On se levait de table, et la jeune fille suivit sa mère, dont le regard de mouton endormi irritait l’injuste François. « Ce pauvre garçon, se disait-elle, a gâché son volume pour une susceptibilité peut-être absurde que j’ai eue. Ce n’est pas tout à fait le petit pion que j’avais cru les premiers jours. Il avait dans ses yeux un éclair qui a réveillé toute cette table de dormeurs. »

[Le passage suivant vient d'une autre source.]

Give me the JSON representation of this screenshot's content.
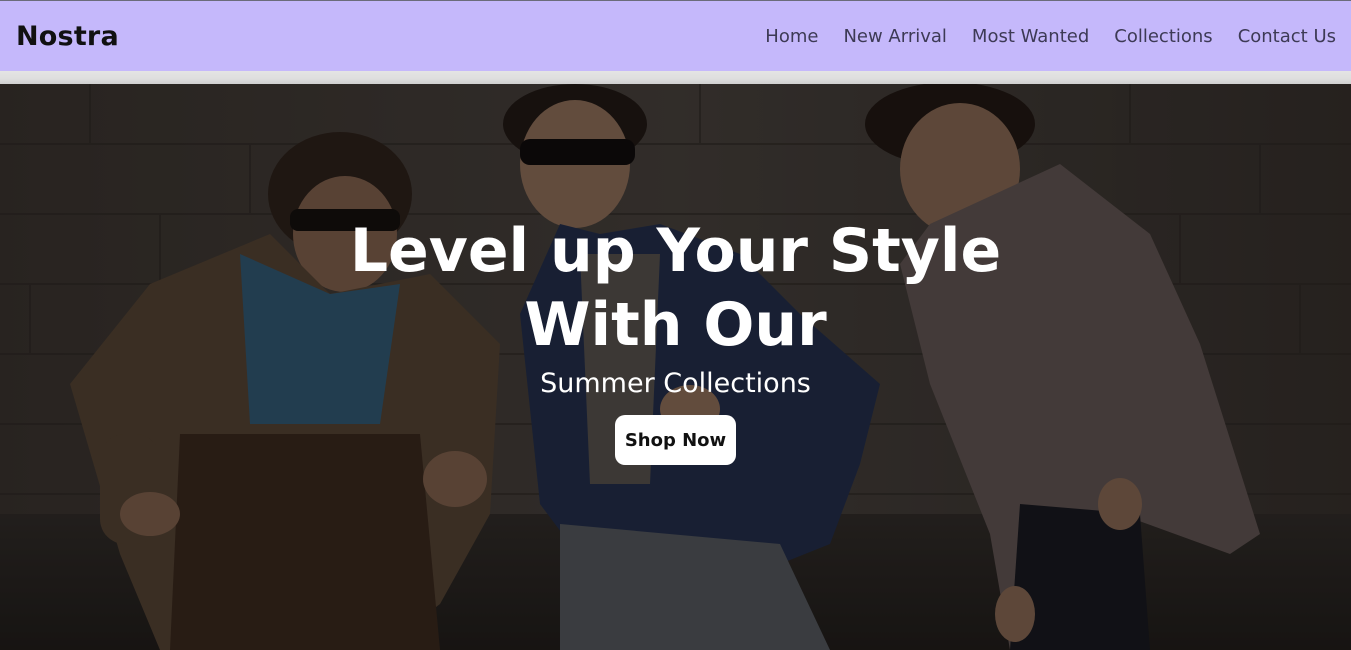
{
  "navbar": {
    "brand": "Nostra",
    "links": [
      {
        "label": "Home"
      },
      {
        "label": "New Arrival"
      },
      {
        "label": "Most Wanted"
      },
      {
        "label": "Collections"
      },
      {
        "label": "Contact Us"
      }
    ]
  },
  "hero": {
    "title_line1": "Level up Your Style",
    "title_line2": "With Our",
    "subtitle": "Summer Collections",
    "button_label": "Shop Now",
    "background_image": "three-men-in-suits-street-photo"
  },
  "colors": {
    "navbar_bg": "#c5b8fb",
    "hero_overlay": "#000000",
    "button_bg": "#ffffff",
    "hero_text": "#ffffff"
  }
}
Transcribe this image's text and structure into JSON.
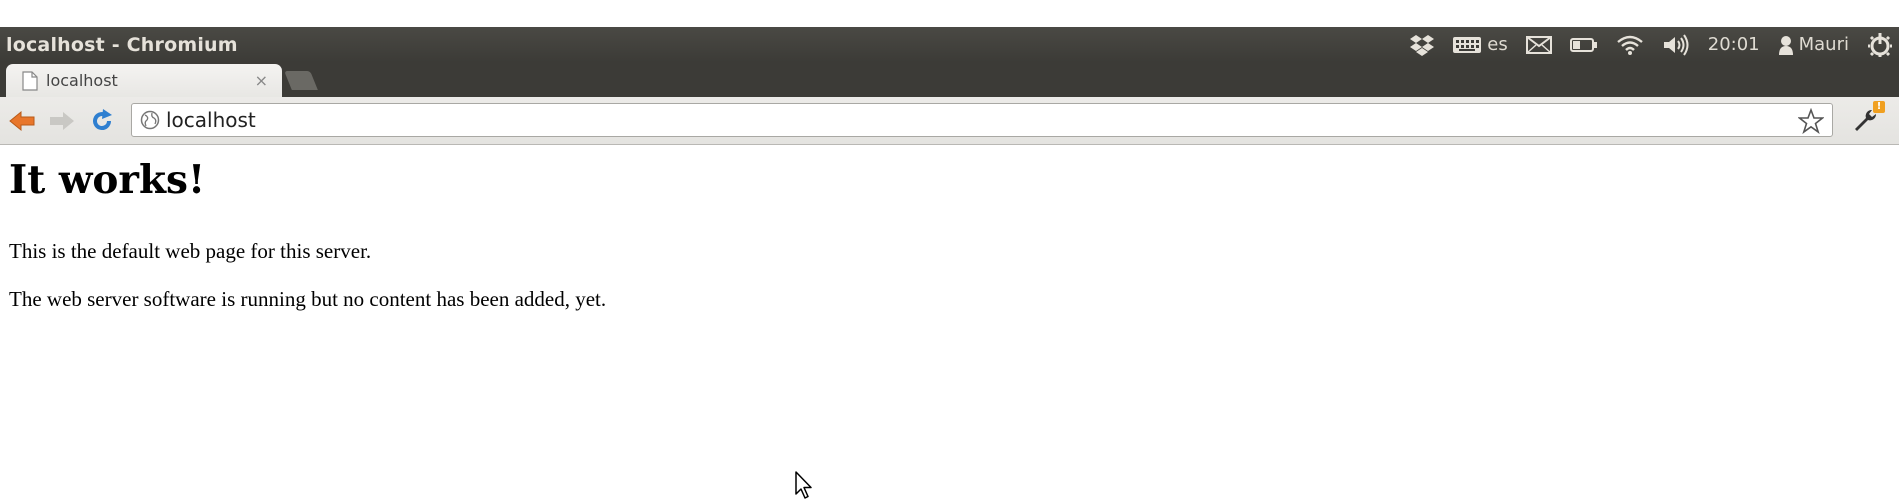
{
  "window": {
    "title": "localhost - Chromium"
  },
  "system_tray": {
    "keyboard_layout": "es",
    "clock": "20:01",
    "user": "Mauri",
    "icons": [
      "dropbox-icon",
      "keyboard-icon",
      "mail-icon",
      "battery-icon",
      "wifi-icon",
      "volume-icon",
      "user-icon",
      "power-gear-icon"
    ]
  },
  "tabs": [
    {
      "title": "localhost",
      "close": "×"
    }
  ],
  "toolbar": {
    "url": "localhost",
    "badge": "!"
  },
  "page": {
    "heading": "It works!",
    "paragraph1": "This is the default web page for this server.",
    "paragraph2": "The web server software is running but no content has been added, yet."
  },
  "colors": {
    "panel": "#3c3b37",
    "panel_text": "#dfdbd2",
    "back_arrow": "#e8762b",
    "reload": "#2f7fd0",
    "badge": "#f0a020"
  }
}
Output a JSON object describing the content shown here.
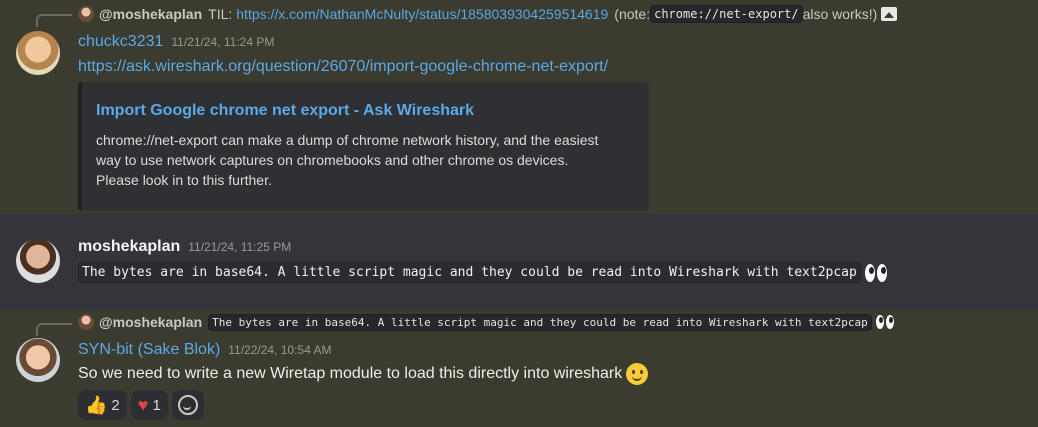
{
  "messages": [
    {
      "reply": {
        "author": "@moshekaplan",
        "text": "TIL: ",
        "link": "https://x.com/NathanMcNulty/status/1858039304259514619",
        "note_prefix": "(note: ",
        "note_code": "chrome://net-export/",
        "note_suffix": " also works!)",
        "attachment_icon": "image-icon"
      },
      "author": "chuckc3231",
      "timestamp": "11/21/24, 11:24 PM",
      "link": "https://ask.wireshark.org/question/26070/import-google-chrome-net-export/",
      "embed": {
        "title": "Import Google chrome net export - Ask Wireshark",
        "description_lines": [
          "chrome://net-export can make a dump of chrome network history, and the easiest",
          "way to use network captures on chromebooks and other chrome os devices.",
          "Please look in to this further."
        ]
      }
    },
    {
      "author": "moshekaplan",
      "timestamp": "11/21/24, 11:25 PM",
      "code_text": "The bytes are in base64. A little script magic and they could be read into Wireshark with text2pcap",
      "emoji": "eyes"
    },
    {
      "reply": {
        "author": "@moshekaplan",
        "code_text": "The bytes are in base64. A little script magic and they could be read into Wireshark with text2pcap",
        "emoji": "eyes"
      },
      "author": "SYN-bit (Sake Blok)",
      "timestamp": "11/22/24, 10:54 AM",
      "text": "So we need to write a new Wiretap module to load this directly into wireshark",
      "emoji": "slightly-smiling-face",
      "reactions": [
        {
          "emoji": "👍",
          "count": "2"
        },
        {
          "emoji": "♥",
          "count": "1"
        }
      ]
    }
  ],
  "colors": {
    "background": "#3c3b30",
    "highlight_row": "#34353b",
    "link": "#5aa9e8",
    "embed_bg": "#2f3034"
  }
}
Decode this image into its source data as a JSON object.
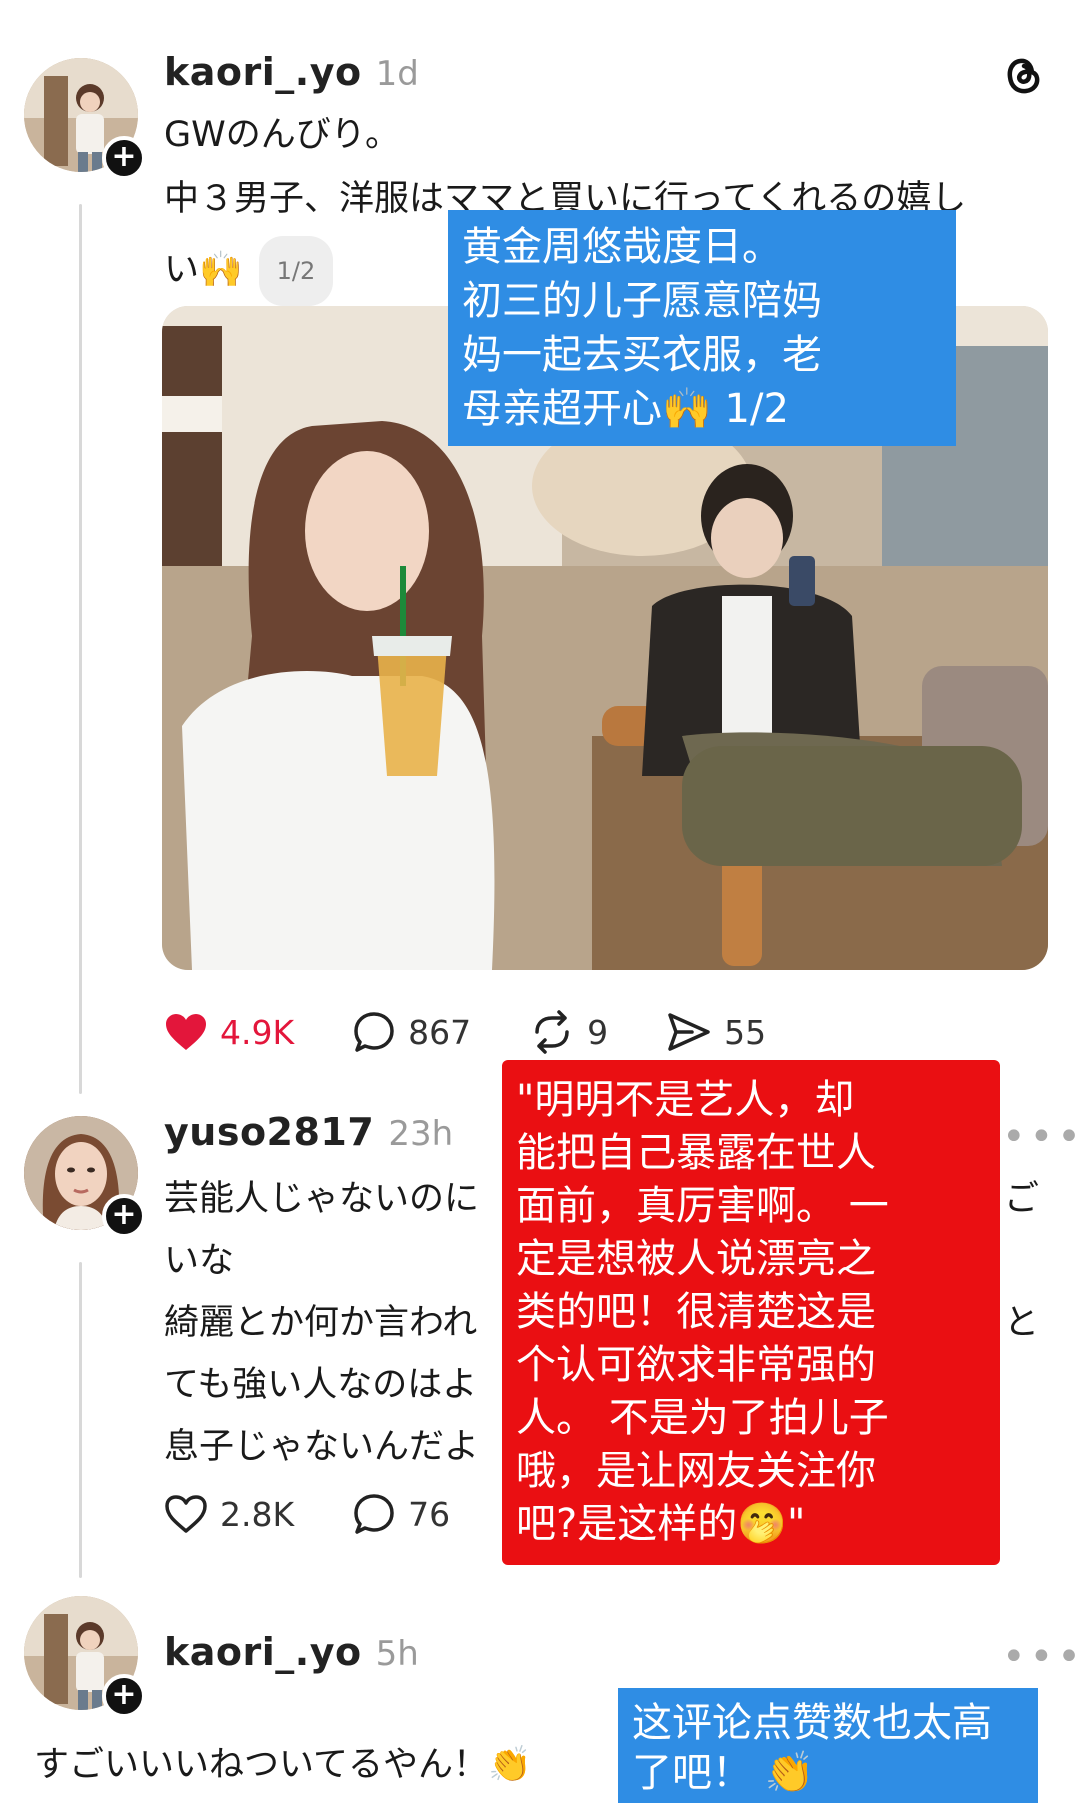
{
  "post": {
    "username": "kaori_.yo",
    "time": "1d",
    "lines": [
      "GWのんびり。",
      "中３男子、洋服はママと買いに行ってくれるの嬉し",
      "い🙌"
    ],
    "pager": "1/2",
    "likes": "4.9K",
    "comments": "867",
    "reposts": "9",
    "shares": "55"
  },
  "overlay_top": {
    "text_lines": [
      "黄金周悠哉度日。",
      "初三的儿子愿意陪妈",
      "妈一起去买衣服，老",
      "母亲超开心🙌 1/2"
    ]
  },
  "reply1": {
    "username": "yuso2817",
    "time": "23h",
    "lines": [
      "芸能人じゃないのに",
      "ご",
      "いな",
      "綺麗とか何か言われ",
      "と",
      "ても強い人なのはよ",
      "息子じゃないんだよ"
    ],
    "likes": "2.8K",
    "comments": "76",
    "more": "•••"
  },
  "overlay_red": {
    "text_lines": [
      "\"明明不是艺人，却",
      "能把自己暴露在世人",
      "面前，真厉害啊。 一",
      "定是想被人说漂亮之",
      "类的吧！很清楚这是",
      "个认可欲求非常强的",
      "人。 不是为了拍儿子",
      "哦，是让网友关注你",
      "吧?是这样的🤭\""
    ]
  },
  "reply2": {
    "username": "kaori_.yo",
    "time": "5h",
    "text": "すごいいいねついてるやん！👏",
    "more": "•••"
  },
  "overlay_bottom": {
    "text_lines": [
      "这评论点赞数也太高",
      "了吧！ 👏"
    ]
  },
  "colors": {
    "like_red": "#e3163b",
    "overlay_blue": "#2f8de4",
    "overlay_red": "#ea0f12"
  },
  "icons": [
    "threads-logo-icon",
    "heart-filled-icon",
    "comment-icon",
    "repost-icon",
    "share-icon",
    "heart-outline-icon",
    "more-icon",
    "plus-icon"
  ]
}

La Nouvelle Héloïse vient d’un cabinet de lecture où le jeune homme s’achemine. En longeant le Luxembourg plein de ténèbres, ce petit Lorrain, rêveur et positif, se dit : « C’est à relire toujours, pour apprendre ce que les grandes personnes appellent les sentiments tendres. Ces trois volumes, gardés pendant trois jours, me coûteront déjà dix-huit sous : à ce prix, on doit trouver un exemplaire passable sur les quais ; j’ai abîmé celui-ci, il va falloir que j’en donne le prix fort… » Et puis, il se répète la phrase sublime de Julie à Saint-Preux, dans son billet posthume : « Adieu, mon doux ami ; quand tu verras cette lettre, les vers rongeront le visage de ton amante et son cœur où tu ne seras plus. »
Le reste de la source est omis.